Strategic Communications and Marketing News Bureau

Illinois professor to receive award from Materials Research Society

CHAMPAIGN, Ill. – Nick Holonyak Jr., a John Bardeen Professor of Electrical and Computer Engineering and Physics at the University of Illinois at Urbana-Champaign, has been selected as the 2004 recipient of the Von Hippel Award from the Materials Research Society. The award will be presented Dec. 1 at the MRS meeting in Boston.

Holonyak is being recognized for “his many contributions to research and development in the field of semiconductors, not least for the first development of semiconducting lasers in the useful visible portion of the optical spectrum.”

Among his other inventions and discoveries, Holonyak developed the first practical light-emitting diode in 1962. Today, these long-lasting, low-heat light sources illuminate everything from alarm clocks to the NASDAQ billboard in New York’s Times Square.

The son of Slavic immigrants who settled in Southern Illinois, Holonyak earned his bachelor’s degree in 1950, his master’s in 1951, and his doctorate in 1954, all in electrical engineering from Illinois. Holonyak was the first graduate student of two-time Nobel laureate John Bardeen, an Illinois professor who invented the transistor. An early researcher in semiconductor electronics, Holonyak gained eminence through his numerous inventions and contributions to advances in semiconductor materials and devices.

Before joining the Illinois faculty in 1963, Holonyak worked for Bell Telephone Labs, where he helped develop silicon-diffused transistor technology. Several years later, while at General Electric, he invented the first practical light-emitting diode and the first semiconductor laser to operate in the visible spectrum. He also developed the first electronic devices in III-V compound semiconductor alloys (III and V referring to places in the periodic table of the elements), and is the inventor of the basic silicon device used in household light-dimmer switches.

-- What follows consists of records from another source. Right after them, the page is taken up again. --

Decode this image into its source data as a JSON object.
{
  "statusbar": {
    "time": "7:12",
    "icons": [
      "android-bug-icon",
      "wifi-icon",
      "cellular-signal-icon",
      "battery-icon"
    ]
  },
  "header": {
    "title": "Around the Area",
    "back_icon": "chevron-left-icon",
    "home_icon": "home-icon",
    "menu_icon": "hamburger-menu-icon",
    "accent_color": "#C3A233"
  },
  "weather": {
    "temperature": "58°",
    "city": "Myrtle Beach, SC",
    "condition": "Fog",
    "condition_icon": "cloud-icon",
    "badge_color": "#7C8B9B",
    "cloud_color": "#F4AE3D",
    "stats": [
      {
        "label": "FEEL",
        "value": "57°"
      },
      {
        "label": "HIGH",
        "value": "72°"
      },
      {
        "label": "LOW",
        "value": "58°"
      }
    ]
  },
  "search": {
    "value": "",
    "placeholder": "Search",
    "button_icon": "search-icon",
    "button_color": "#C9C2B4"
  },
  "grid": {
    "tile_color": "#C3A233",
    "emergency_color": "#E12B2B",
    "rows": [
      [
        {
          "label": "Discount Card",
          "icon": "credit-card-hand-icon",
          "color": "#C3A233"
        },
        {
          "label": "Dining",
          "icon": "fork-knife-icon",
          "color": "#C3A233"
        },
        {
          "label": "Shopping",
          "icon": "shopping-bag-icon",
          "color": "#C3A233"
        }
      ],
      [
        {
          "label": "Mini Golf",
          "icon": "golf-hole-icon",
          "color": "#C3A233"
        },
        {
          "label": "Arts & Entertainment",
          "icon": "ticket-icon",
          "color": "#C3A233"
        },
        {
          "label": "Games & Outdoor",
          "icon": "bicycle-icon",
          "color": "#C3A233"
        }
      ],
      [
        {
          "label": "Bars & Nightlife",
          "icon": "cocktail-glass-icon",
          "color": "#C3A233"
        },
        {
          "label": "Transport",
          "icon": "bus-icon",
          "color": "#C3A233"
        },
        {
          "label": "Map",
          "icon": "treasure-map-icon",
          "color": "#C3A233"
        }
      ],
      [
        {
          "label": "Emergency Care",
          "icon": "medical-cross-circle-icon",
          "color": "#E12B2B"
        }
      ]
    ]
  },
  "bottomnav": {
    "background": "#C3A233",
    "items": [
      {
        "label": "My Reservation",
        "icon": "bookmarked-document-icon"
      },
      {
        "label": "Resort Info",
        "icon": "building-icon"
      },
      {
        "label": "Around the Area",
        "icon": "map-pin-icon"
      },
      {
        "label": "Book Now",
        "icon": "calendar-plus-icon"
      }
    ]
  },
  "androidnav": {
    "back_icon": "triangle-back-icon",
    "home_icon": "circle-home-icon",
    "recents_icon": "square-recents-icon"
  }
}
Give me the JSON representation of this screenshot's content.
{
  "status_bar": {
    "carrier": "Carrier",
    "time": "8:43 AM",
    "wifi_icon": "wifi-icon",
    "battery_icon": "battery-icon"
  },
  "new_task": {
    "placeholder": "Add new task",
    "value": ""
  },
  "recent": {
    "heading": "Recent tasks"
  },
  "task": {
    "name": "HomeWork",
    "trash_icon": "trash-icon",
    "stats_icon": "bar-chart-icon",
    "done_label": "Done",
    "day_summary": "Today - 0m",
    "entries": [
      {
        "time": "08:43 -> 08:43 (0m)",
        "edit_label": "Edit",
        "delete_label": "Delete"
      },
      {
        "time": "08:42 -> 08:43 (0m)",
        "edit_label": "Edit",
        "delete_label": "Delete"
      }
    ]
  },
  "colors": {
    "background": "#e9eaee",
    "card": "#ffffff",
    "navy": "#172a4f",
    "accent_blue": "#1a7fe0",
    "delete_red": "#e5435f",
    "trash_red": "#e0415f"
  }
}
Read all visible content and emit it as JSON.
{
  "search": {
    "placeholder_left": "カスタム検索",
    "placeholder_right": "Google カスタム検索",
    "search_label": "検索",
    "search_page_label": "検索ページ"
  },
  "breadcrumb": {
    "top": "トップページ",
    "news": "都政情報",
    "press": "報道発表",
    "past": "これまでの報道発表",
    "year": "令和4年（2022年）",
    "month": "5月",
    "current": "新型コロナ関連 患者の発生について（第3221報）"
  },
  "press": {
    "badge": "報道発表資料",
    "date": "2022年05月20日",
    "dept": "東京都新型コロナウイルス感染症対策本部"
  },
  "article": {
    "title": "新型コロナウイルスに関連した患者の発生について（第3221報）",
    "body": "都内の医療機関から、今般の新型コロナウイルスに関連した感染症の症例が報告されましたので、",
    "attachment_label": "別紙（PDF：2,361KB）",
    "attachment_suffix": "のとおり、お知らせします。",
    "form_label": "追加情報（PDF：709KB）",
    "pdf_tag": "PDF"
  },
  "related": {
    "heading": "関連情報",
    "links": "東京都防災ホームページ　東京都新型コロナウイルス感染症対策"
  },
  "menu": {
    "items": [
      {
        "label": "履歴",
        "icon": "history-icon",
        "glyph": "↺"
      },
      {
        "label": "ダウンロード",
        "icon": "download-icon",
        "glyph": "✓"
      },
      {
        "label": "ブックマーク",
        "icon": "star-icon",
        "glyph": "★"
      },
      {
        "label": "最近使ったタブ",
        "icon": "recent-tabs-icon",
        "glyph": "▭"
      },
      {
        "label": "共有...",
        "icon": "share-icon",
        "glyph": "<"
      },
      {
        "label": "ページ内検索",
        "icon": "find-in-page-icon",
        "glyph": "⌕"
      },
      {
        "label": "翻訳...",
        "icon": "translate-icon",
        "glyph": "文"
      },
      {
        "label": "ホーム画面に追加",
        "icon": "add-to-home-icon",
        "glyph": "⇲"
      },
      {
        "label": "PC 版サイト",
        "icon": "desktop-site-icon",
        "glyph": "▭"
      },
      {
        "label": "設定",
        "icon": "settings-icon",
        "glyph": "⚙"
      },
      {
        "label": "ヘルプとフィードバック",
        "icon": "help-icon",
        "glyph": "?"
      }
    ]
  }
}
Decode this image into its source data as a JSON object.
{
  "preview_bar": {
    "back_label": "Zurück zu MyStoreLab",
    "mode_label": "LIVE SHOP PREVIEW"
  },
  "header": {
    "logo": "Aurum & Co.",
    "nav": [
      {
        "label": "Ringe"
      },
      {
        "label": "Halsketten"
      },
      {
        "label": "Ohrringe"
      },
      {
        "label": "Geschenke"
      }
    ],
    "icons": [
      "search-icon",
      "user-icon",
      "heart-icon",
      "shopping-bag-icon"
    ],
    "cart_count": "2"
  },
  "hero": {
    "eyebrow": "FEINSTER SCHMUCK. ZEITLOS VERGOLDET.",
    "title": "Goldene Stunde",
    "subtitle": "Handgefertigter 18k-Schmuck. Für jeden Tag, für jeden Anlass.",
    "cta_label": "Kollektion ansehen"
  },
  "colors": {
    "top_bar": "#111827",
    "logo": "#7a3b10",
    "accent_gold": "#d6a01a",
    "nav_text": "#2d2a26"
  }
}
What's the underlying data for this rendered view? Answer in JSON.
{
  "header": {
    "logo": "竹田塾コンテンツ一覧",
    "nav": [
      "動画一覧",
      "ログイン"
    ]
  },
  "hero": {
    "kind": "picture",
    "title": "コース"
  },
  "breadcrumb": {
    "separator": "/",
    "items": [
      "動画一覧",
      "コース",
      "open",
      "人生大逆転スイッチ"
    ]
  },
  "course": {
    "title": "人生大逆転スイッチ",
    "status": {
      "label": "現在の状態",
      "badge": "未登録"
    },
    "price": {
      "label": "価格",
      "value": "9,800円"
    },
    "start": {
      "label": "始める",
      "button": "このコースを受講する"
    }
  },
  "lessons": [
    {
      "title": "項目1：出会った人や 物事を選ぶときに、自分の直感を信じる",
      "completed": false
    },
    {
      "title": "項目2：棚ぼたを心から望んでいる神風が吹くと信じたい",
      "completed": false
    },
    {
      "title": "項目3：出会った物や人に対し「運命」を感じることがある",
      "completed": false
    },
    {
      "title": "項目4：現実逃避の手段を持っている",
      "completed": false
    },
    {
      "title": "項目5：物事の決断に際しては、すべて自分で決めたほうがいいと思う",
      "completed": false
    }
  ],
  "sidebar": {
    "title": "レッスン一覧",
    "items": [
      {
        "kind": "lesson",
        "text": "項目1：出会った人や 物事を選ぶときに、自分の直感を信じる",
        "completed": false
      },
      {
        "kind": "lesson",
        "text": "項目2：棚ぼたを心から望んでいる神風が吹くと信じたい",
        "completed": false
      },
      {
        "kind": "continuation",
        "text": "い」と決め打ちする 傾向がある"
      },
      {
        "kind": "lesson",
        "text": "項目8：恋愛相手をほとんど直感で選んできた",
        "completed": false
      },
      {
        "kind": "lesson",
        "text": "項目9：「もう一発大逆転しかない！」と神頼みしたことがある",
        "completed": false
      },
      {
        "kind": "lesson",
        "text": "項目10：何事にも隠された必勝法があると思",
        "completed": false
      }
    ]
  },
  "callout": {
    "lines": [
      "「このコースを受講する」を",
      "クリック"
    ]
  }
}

At Illinois, Holonyak and his students demonstrated the first quantum-well laser, creating a practical laser for fiber-optic communications, compact disc players, medical diagnosis, surgery, ophthalmology and many other applications.

In the early 1980s, his group introduced impurity-induced layer disordering, which converts layers of a semiconductor structure into an alloy that has important electronic properties. In one use, this discovery solved the problem of a laser’s low reliability. Such lasers exhibit enhanced performance and durability, making them ideal for DVD players and other optical storage equipment.

During the last decade, Holonyak and his students invented a process that enables the formation of high-quality oxide layers on any aluminum-bearing III-V compound semiconductor. The oxide process has had a major impact on vertical-cavity surface emitting lasers, making them practical for such applications as optical and data communications. His current research focuses on light-emitting transistors. Though still in the early stages of development, light-emitting transistors could dramatically improve the speed and availability of electronic communications.

Among Holonyak’s many awards are the Lemelson-MIT Prize (2004), the Global Energy Prize from Russia (2003), the Institute of Electrical and Electronics Engineers Medal of Honor (2003), the U.S. National Medal of Technology (2002), the Frederic Ives Medal of the Optical Society of America (2001), the Japan Prize (1995), the National Academy of Sciences’ Award for the Industrial Application of Science (1993), the Optical Society’s Charles Hard Townes Award (1992) and the U.S. National Medal of Science (1990). He is a member of the National Academy of Engineering and of the National Academy of Sciences, and a fellow of the American Academy of Arts and Sciences, the American Physical Society, the IEEE, the Optical Society of America and is a foreign member of the Russian Academy of Sciences. Eight of his 60 doctoral students are members of the National Academy of Engineering.

The highest award of the society, the Von Hippel Award recognizes “brilliance and originality of intellect, combined with vision extending beyond the boundaries of conventional scientific disciplines.” The award consists of $10,000 and a ruby laser crystal symbolizing the many-faceted nature of materials research.

Founded in 1973, the MRS has more than 12,600 members from the United States and more than 50 other nations.